少々手荒に風で上にやり、落とす。気を失ったか。
わたしは再度アダムに伝達魔法を送った。
すぐにアダムとロサが部屋に入ってきた。
後ろでアイラが〝リディアさまはお休み中です〟と声を張り上げている。
中でメイドが倒れているのを見て、驚きの声をあげた。
「り、リディアさま、一体何が?」
レオも目を見張っている。
「お遣いさまの飲み物に何かしようとしていたの。声をかけたら、襲われそうになったから、返り討ちにしたわ」
アイラはほけっとした顔をした。
「ああ、お遣いさまが返り討ちにしてくださったんですね」
わたしが倒したとは思わないみたいだ。魔法でやったから、ベッドの中のままだものね。
「すみません、手洗いに行くのに部屋を開けてたんです。その間に入られたんですね」
しょげているけど、嘘か、わざとあけたのか、はたまた他の勢力か。
ま、どれでもいいけど。
『この女の言う通りだ。手洗いに行ってた。私だけ残ればよかった』
ベッドに入ってきたレオが言う。
そっか、アイラのしていることはレオが見ているのだものね。
違う勢力で、何かしにきたメイドなのか……。
後ろからついてきた衛兵に、メイドを引き上げさせる。
アダムはその指揮をとるつもりなんだろう。
「ブレド、リディア嬢についていてくれるか?」
とロサに確認をした。
「……義兄上がついているべきでは?」
お、小芝居か?
アダムは大きくため息をつく。
「……ブレドに譲るよ」
「……ゴットさま、それはどういうことでしょう?」
わたしも参戦してみよう。
「……そうだな、3人で後できちんと話し合おう。今はこのメイドから話を聞く。……ブレド、こっちは任せていいか?」
「わかりました、義兄上」
アイラは胸の前で手を組んで、夢見るようにこちらを見ている。
まあ、エンタメ性のあるシチュエーションではあるね。
「あ、ゴットさま、サマリン伯爵さまの調書の時も一緒にいていただきたいのですが」
アイラだけ排除したいからな。
アダムは頷く。
「わかった。こちらのメイドの調書がひと段落したら、こちらに戻る」
そう言って踵を返した。
少ししてからサマリン伯がきた。アダムがいないので、わたしたちは談笑する。
「本調子ではない時に、1日に何度もすみません」
「いいえ。学園が始まる前に、いろいろ終わらせなくてはいけませんので、こちらもありがたいですわ」
「でも、リディアさま無理はなさらないでください。
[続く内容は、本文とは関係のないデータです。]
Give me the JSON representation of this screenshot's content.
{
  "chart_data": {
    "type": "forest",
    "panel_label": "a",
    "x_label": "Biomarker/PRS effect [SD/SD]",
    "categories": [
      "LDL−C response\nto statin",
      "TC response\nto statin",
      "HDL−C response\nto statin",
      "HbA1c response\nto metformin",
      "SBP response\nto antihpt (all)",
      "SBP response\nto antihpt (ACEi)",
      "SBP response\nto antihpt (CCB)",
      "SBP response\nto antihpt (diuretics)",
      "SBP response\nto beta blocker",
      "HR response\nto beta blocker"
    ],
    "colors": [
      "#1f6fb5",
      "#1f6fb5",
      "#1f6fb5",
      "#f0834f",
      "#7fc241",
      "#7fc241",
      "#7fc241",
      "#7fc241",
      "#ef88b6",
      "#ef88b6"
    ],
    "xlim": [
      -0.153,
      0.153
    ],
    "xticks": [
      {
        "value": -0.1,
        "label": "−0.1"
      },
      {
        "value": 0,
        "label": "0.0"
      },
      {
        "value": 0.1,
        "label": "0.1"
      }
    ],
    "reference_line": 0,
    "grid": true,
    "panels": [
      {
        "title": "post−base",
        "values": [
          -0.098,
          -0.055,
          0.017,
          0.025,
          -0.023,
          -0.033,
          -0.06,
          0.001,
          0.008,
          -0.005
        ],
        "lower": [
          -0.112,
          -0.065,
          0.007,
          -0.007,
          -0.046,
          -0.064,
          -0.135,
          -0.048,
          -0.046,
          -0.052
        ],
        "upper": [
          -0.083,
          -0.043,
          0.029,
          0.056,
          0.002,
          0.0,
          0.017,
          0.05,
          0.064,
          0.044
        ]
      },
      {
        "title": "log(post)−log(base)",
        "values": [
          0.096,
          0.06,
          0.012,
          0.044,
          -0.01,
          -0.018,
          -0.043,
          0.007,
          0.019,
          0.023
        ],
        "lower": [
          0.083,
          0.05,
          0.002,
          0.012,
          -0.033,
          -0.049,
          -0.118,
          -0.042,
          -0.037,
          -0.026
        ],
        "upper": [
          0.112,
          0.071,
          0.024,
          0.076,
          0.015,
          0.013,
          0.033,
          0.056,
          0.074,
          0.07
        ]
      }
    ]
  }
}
お昼も召し上がらなかったじゃないですか」
ロサとサマリン伯にパッと見られる。
「休んだから大丈夫よ」
「取調べ中のメイドのこともありますからね、落ち着けないですよね」
少し同情したようにサマリン伯が言った。
「そういえば、アイリーンさんはメラノ公爵さまとどういうご関係なんですか?」
サマリン伯がざっくりと尋ねた。
目から鱗だ。目的、横の繋がりを知りたい下心があるので、考えつかなかったけど、アイラ本人に尋ねるのはアリかもしれない!
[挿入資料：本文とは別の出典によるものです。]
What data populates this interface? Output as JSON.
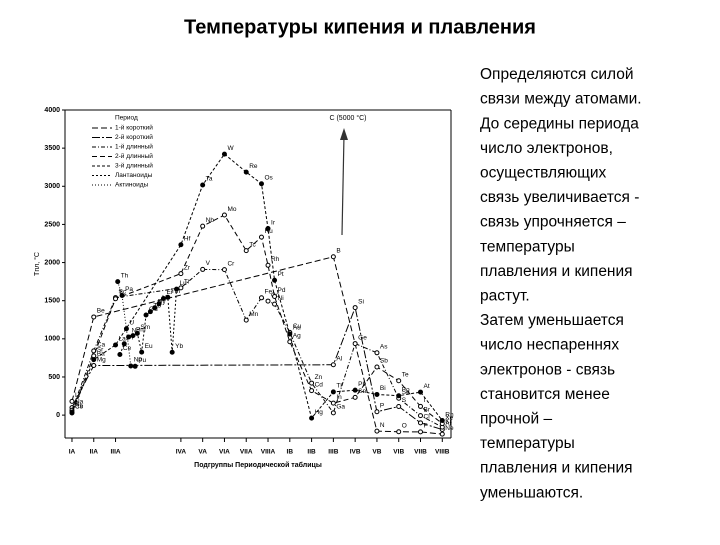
{
  "title": "Температуры кипения и плавления",
  "text_lines": [
    "Определяются силой",
    "связи между атомами.",
    "До середины периода",
    "число электронов,",
    "осуществляющих",
    "связь увеличивается -",
    "связь упрочняется –",
    "температуры",
    "плавления и кипения",
    "растут.",
    "Затем уменьшается",
    "число неспареннях",
    "электронов - связь",
    "становится менее",
    "прочной –",
    "температуры",
    "плавления и кипения",
    "уменьшаются."
  ],
  "chart_data": {
    "type": "line",
    "y_label": "Tпл, °C",
    "x_label": "Подгруппы Периодической таблицы",
    "legend_title": "Период",
    "annotation": "C (5000 °C)",
    "ylim": [
      -300,
      4000
    ],
    "yticks": [
      0,
      500,
      1000,
      1500,
      2000,
      2500,
      3000,
      3500,
      4000
    ],
    "xlim": [
      0.68,
      18.4
    ],
    "xticks": [
      {
        "value": 1,
        "label": "IA"
      },
      {
        "value": 2,
        "label": "IIA"
      },
      {
        "value": 3,
        "label": "IIIA"
      },
      {
        "value": 6,
        "label": "IVA"
      },
      {
        "value": 7,
        "label": "VA"
      },
      {
        "value": 8,
        "label": "VIA"
      },
      {
        "value": 9,
        "label": "VIIA"
      },
      {
        "value": 10,
        "label": "VIIIA"
      },
      {
        "value": 11,
        "label": "IB"
      },
      {
        "value": 12,
        "label": "IIB"
      },
      {
        "value": 13,
        "label": "IIIB"
      },
      {
        "value": 14,
        "label": "IVB"
      },
      {
        "value": 15,
        "label": "VB"
      },
      {
        "value": 16,
        "label": "VIB"
      },
      {
        "value": 17,
        "label": "VIIB"
      },
      {
        "value": 18,
        "label": "VIIIB"
      }
    ],
    "series": [
      {
        "name": "1-й короткий",
        "color": "#000000",
        "dash": "6 3",
        "marker": "open",
        "labels": [
          "Li",
          "Be",
          "B",
          "N",
          "O",
          "F",
          "Ne"
        ],
        "x": [
          1,
          2,
          13,
          15,
          16,
          17,
          18
        ],
        "values": [
          180,
          1287,
          2076,
          -210,
          -218,
          -220,
          -249
        ]
      },
      {
        "name": "2-й короткий",
        "color": "#000000",
        "dash": "8 2 2 2",
        "marker": "open",
        "labels": [
          "Na",
          "Mg",
          "Al",
          "Si",
          "P",
          "S",
          "Cl",
          "Ar"
        ],
        "x": [
          1,
          2,
          13,
          14,
          15,
          16,
          17,
          18
        ],
        "values": [
          98,
          650,
          660,
          1410,
          44,
          113,
          -101,
          -189
        ]
      },
      {
        "name": "1-й длинный",
        "color": "#000000",
        "dash": "4 2 1 2",
        "marker": "open",
        "labels": [
          "K",
          "Ca",
          "Sc",
          "Ti",
          "V",
          "Cr",
          "Mn",
          "Fe",
          "Co",
          "Ni",
          "Cu",
          "Zn",
          "Ga",
          "Ge",
          "As",
          "Se",
          "Br",
          "Kr"
        ],
        "x": [
          1,
          2,
          3,
          6,
          7,
          8,
          9,
          9.7,
          10,
          10.3,
          11,
          12,
          13,
          14,
          15,
          16,
          17,
          18
        ],
        "values": [
          64,
          842,
          1541,
          1668,
          1910,
          1907,
          1246,
          1538,
          1495,
          1455,
          1085,
          420,
          30,
          938,
          817,
          221,
          -7,
          -157
        ]
      },
      {
        "name": "2-й длинный",
        "color": "#000000",
        "dash": "5 3",
        "marker": "open",
        "labels": [
          "Rb",
          "Sr",
          "Y",
          "Zr",
          "Nb",
          "Mo",
          "Tc",
          "Ru",
          "Rh",
          "Pd",
          "Ag",
          "Cd",
          "In",
          "Sn",
          "Sb",
          "Te",
          "I",
          "Xe"
        ],
        "x": [
          1,
          2,
          3,
          6,
          7,
          8,
          9,
          9.7,
          10,
          10.3,
          11,
          12,
          13,
          14,
          15,
          16,
          17,
          18
        ],
        "values": [
          39,
          777,
          1526,
          1855,
          2477,
          2623,
          2157,
          2334,
          1964,
          1555,
          962,
          321,
          157,
          232,
          631,
          450,
          114,
          -112
        ]
      },
      {
        "name": "3-й длинный",
        "color": "#000000",
        "dash": "3 2",
        "marker": "filled",
        "labels": [
          "Cs",
          "Ba",
          "La",
          "Hf",
          "Ta",
          "W",
          "Re",
          "Os",
          "Ir",
          "Pt",
          "Au",
          "Hg",
          "Tl",
          "Pb",
          "Bi",
          "Po",
          "At",
          "Rn"
        ],
        "x": [
          1,
          2,
          3,
          6,
          7,
          8,
          9,
          9.7,
          10,
          10.3,
          11,
          12,
          13,
          14,
          15,
          16,
          17,
          18
        ],
        "values": [
          28,
          727,
          920,
          2233,
          3017,
          3422,
          3186,
          3033,
          2446,
          1768,
          1064,
          -39,
          304,
          327,
          271,
          254,
          302,
          -71
        ]
      },
      {
        "name": "Лантаноиды",
        "color": "#000000",
        "dash": "2 2",
        "marker": "filled",
        "labels": [
          "Ce",
          "Pr",
          "Nd",
          "Pm",
          "Sm",
          "Eu",
          "Gd",
          "Tb",
          "Dy",
          "Ho",
          "Er",
          "Tm",
          "Yb",
          "Lu"
        ],
        "x": [
          3.2,
          3.4,
          3.6,
          3.8,
          4.0,
          4.2,
          4.4,
          4.6,
          4.8,
          5.0,
          5.2,
          5.4,
          5.6,
          5.8
        ],
        "values": [
          795,
          935,
          1024,
          1042,
          1072,
          826,
          1312,
          1356,
          1407,
          1461,
          1529,
          1545,
          824,
          1652
        ]
      },
      {
        "name": "Актиноиды",
        "color": "#000000",
        "dash": "1 2",
        "marker": "filled",
        "labels": [
          "Th",
          "Pa",
          "U",
          "Np",
          "Pu"
        ],
        "x": [
          3.1,
          3.3,
          3.5,
          3.7,
          3.9
        ],
        "values": [
          1750,
          1568,
          1132,
          644,
          640
        ]
      }
    ]
  }
}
わたしは何気なくカップを引き寄せて、特に会話を注視していないフリを装う。
つっぱねるか、はぐらかすか、それらしいことをいうか、俄然、興味がある!
アイラは世間話の延長のように気軽に言った。
「メラノ公爵さまのことはあまり知りません。あたくしたちの後ろ盾をしてくださっている方が、メラノ公爵さまとお知り合いだそうです。メラノ公爵さまから、呪術師を知らないかと問われて、橋渡ししてくださいました」
「後ろ盾、ですか?」
「はい。呪術は禁止されていましたから、大っぴらにできません。けれど、呪術の必要性を感じて支えてくださった方もいたんです。だから暮らしてこれたんです。偉い方ですよ。でもお名前を言ったらご迷惑になるので、それは勘弁してください」
「なるほど、支える方がいて、呪術は細々とではありながら受け継がれてきたのですね。そして需要もあった。依頼もそれなりにあったということですよね?」
サマリン伯、すごい。もっと追求してくれ。心の中で祈る。
「外国からが多かったです。ユオブリア民は呪術の存在を忘れてしまったのではないかと思うぐらい」
それからもサマリン伯はなんやかんやと質問し、アイラはなんでもないことのように答えた。わたしは下心があるだけに、警戒されるようなことを聞いてしまうのを恐れて、口をつぐんでいた。